Here's the tree of employees in an organization. An employee reports to a manager, and this forms a tree. The root is the CEO since they report to no one and so they have no outgoing edge.
An arrow (or 'edge') between two nodes means <source> reports to <destination>, for example: Jane the CFO reports to Ellen the CEO.
But here is the twist: our API receives a list of employee -> manager links, in any order:
Jane -> Ellen
Angela -> Ellen
Zoe -> Jane
Zoe -> Angela
Bella -> Angela
Miranda -> Angela
It opens the door to various invalid inputs: links that form a graph (an employee has multiple managers), multiple roots (e.g. multiple CEOs) or cycles.
We have to detect those and reject them, such as this one:
So how do we store all of those people in the database?
CREATE TABLE IF NOT EXISTS people(name TEXT NOT NULL UNIQUE, manager BIGINT REFERENCES people)
Each employee has a optional reference to a manager.
This is not a novel idea, actually this is one of the examples in the official SQLite documentation.
For example, to save Ellen, CEO inside the database, we do:
INSERT INTO people VALUES('Ellen, CEO', NULL)

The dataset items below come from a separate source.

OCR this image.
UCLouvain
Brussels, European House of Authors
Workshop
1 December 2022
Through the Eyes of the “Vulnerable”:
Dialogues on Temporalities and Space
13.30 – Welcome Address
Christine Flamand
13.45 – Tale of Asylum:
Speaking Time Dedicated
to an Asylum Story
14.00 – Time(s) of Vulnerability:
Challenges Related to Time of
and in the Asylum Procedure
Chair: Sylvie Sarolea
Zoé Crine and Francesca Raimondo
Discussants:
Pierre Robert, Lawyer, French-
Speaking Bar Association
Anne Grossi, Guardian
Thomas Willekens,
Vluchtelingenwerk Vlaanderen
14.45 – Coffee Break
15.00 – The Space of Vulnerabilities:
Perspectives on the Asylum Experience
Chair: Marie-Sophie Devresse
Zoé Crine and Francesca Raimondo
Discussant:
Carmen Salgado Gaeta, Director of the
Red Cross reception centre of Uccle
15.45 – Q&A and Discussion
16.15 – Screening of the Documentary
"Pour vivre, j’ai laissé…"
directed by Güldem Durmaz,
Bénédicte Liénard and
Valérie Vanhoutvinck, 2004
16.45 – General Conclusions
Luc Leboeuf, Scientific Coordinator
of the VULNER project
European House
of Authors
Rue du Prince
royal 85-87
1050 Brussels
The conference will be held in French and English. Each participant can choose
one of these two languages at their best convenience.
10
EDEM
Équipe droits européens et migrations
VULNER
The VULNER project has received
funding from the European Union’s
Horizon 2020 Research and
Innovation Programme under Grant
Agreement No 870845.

And to save Jane, CFO in the database:
INSERT INTO people VALUES('Jane, CFO', 1)
Where Ellen, CEO, Jane's boss, which we just inserted before, has the id 1.

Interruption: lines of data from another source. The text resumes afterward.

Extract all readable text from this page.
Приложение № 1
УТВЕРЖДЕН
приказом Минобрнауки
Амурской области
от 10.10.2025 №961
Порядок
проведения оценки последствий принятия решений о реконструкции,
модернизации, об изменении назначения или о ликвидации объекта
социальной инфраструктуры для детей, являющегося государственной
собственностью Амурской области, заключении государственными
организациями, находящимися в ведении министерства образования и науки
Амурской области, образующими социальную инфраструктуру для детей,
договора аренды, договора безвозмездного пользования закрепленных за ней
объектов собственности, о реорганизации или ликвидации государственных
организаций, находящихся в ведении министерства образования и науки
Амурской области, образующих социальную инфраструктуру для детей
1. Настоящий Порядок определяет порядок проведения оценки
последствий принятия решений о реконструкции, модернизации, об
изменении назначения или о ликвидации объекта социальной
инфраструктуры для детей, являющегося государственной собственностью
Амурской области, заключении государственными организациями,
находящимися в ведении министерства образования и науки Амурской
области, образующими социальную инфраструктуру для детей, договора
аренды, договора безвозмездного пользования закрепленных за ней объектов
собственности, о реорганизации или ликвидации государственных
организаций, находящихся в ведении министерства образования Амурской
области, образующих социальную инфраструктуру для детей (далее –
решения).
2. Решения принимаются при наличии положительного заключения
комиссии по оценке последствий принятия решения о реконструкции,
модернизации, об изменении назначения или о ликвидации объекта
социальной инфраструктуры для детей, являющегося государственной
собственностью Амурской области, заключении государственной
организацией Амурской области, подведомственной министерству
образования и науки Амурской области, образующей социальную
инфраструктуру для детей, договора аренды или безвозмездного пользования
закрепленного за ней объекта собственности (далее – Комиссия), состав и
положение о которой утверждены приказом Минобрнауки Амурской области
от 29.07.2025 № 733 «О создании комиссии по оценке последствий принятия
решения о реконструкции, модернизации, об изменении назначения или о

Immediately, we notice that to insert an employee, their manager needs to already by in the database, by virtue of the self-referential foreign key manager BIGINT REFERENCES people.
So we need a way to sort the big list of employee -> manager links (or 'edges' in graph parlance), to insert them in the right order. First we insert the CEO, who reports to no one. Then we insert the employees directly reporting to the CEO. Then the employees reporting to those. Etc.

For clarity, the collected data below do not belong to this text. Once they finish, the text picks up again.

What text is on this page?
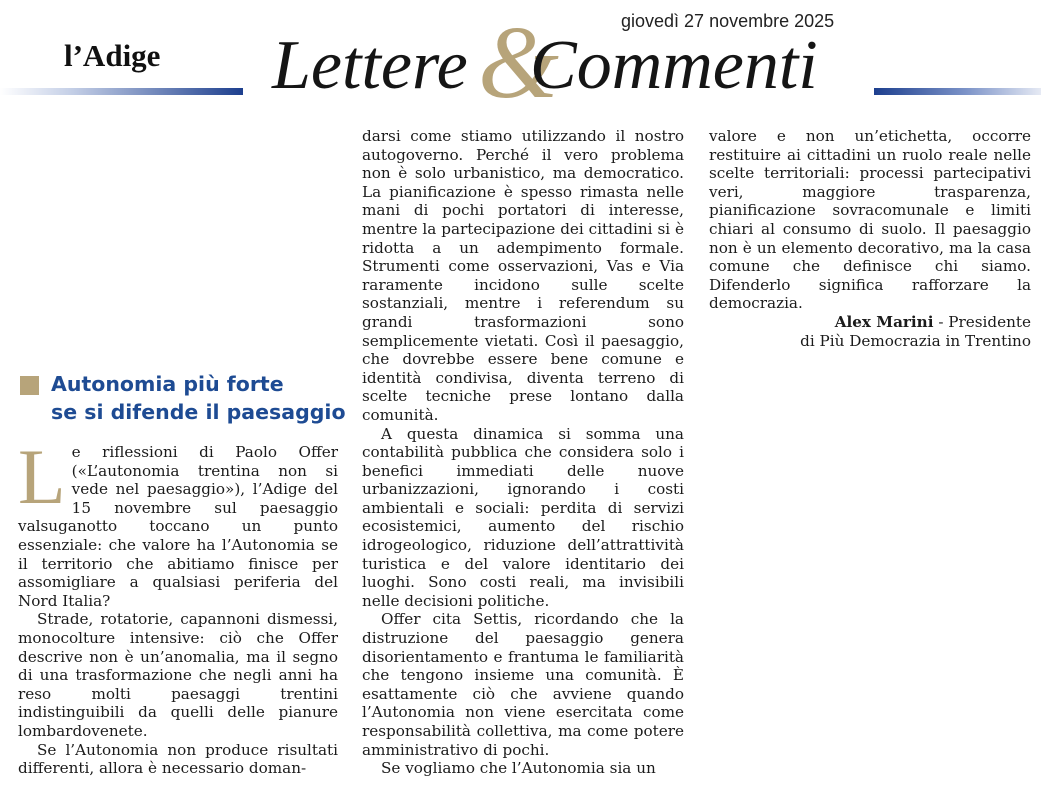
l’Adige
giovedì 27 novembre 2025
&
Lettere Commenti
Autonomia più forte
se si difende il paesaggio

Le riflessioni di Paolo Offer («L’autonomia trentina non si vede nel paesaggio»), l’Adige del 15 novembre sul paesaggio valsuganotto toccano un punto essenziale: che valore ha l’Autonomia se il territorio che abitiamo finisce per assomigliare a qualsiasi periferia del Nord Italia?

Strade, rotatorie, capannoni dismessi, monocolture intensive: ciò che Offer descrive non è un’anomalia, ma il segno di una trasformazione che negli anni ha reso molti paesaggi trentini indistinguibili da quelli delle pianure lombardovenete.

Se l’Autonomia non produce risultati differenti, allora è necessario doman-

darsi come stiamo utilizzando il nostro autogoverno. Perché il vero problema non è solo urbanistico, ma democratico. La pianificazione è spesso rimasta nelle mani di pochi portatori di interesse, mentre la partecipazione dei cittadini si è ridotta a un adempimento formale. Strumenti come osservazioni, Vas e Via raramente incidono sulle scelte sostanziali, mentre i referendum su grandi trasformazioni sono semplicemente vietati. Così il paesaggio, che dovrebbe essere bene comune e identità condivisa, diventa terreno di scelte tecniche prese lontano dalla comunità.

A questa dinamica si somma una contabilità pubblica che considera solo i benefici immediati delle nuove urbanizzazioni, ignorando i costi ambientali e sociali: perdita di servizi ecosistemici, aumento del rischio idrogeologico, riduzione dell’attrattività turistica e del valore identitario dei luoghi. Sono costi reali, ma invisibili nelle decisioni politiche.

Offer cita Settis, ricordando che la distruzione del paesaggio genera disorientamento e frantuma le familiarità che tengono insieme una comunità. È esattamente ciò che avviene quando l’Autonomia non viene esercitata come responsabilità collettiva, ma come potere amministrativo di pochi.

Se vogliamo che l’Autonomia sia un

valore e non un’etichetta, occorre restituire ai cittadini un ruolo reale nelle scelte territoriali: processi partecipativi veri, maggiore trasparenza, pianificazione sovracomunale e limiti chiari al consumo di suolo. Il paesaggio non è un elemento decorativo, ma la casa comune che definisce chi siamo. Difenderlo significa rafforzare la democrazia.

Alex Marini - Presidente
di Più Democrazia in Trentino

And that's called a topological sort.
A big benefit is that we hit three birds with one stone:
From now one, I will use the graph of employees (where Zoe has two managers) as example since that's a possible input to our API and we need to detect this case.
From Wikipedia:
A topological sort or topological ordering of a directed graph is a linear ordering of its vertices such that for every directed edge uv from vertex u to vertex v, u comes before v in the ordering. For instance, the vertices of the graph may represent tasks to be performed, and the edges may represent constraints that one task must be performed before another; in this application, a topological ordering is just a valid sequence for the tasks
That's a mouthful but it's not too hard.
A useful command line utility that's already on your (Unix) machine is tsort, which takes a list of edges as input, and outputs a topological sort. Here is the input in a text file (people.txt):
Jane Ellen
Angela Ellen
Zoe Jane
Zoe Angela
Bella Angela
Miranda Angela
tsortuses a simple way of defining each edgeA -> Bon its own line with the syntax:A B. The order of the lines does not matter.
And here's the tsort output:
$ tsort < people.txt
Bella
Miranda
Zoe
Angela
Jane
Ellen
The first 3 elements are the ones with no incoming edge, the Software Engineers, since no one reports to them. Then come their respective managers, Angela and Jane. Finally comes their manager, Ellen.
So to insert all those people in our people SQL table, we go through that list in reverse order: We can first insert Ellen, then Jane, etc, until we finally insert Bella.
Also, tsort detects cycles, for example if we add the line: Ellen Zoe at the end of people.txt, we get:
$ tsort < people.txt
Bella
Miranda
tsort: -: input contains a loop:
tsort: Jane
tsort: Ellen
tsort: Zoe
Jane
tsort: -: input contains a loop:
tsort: Angela
tsort: Ellen
tsort: Zoe
Angela
Ellen
Zoe
So, how can we implement something like tsort for our problem at hand? That's where Kahn's algorithm comes in to do exactly that: find cycles in the graph and output a topological sort.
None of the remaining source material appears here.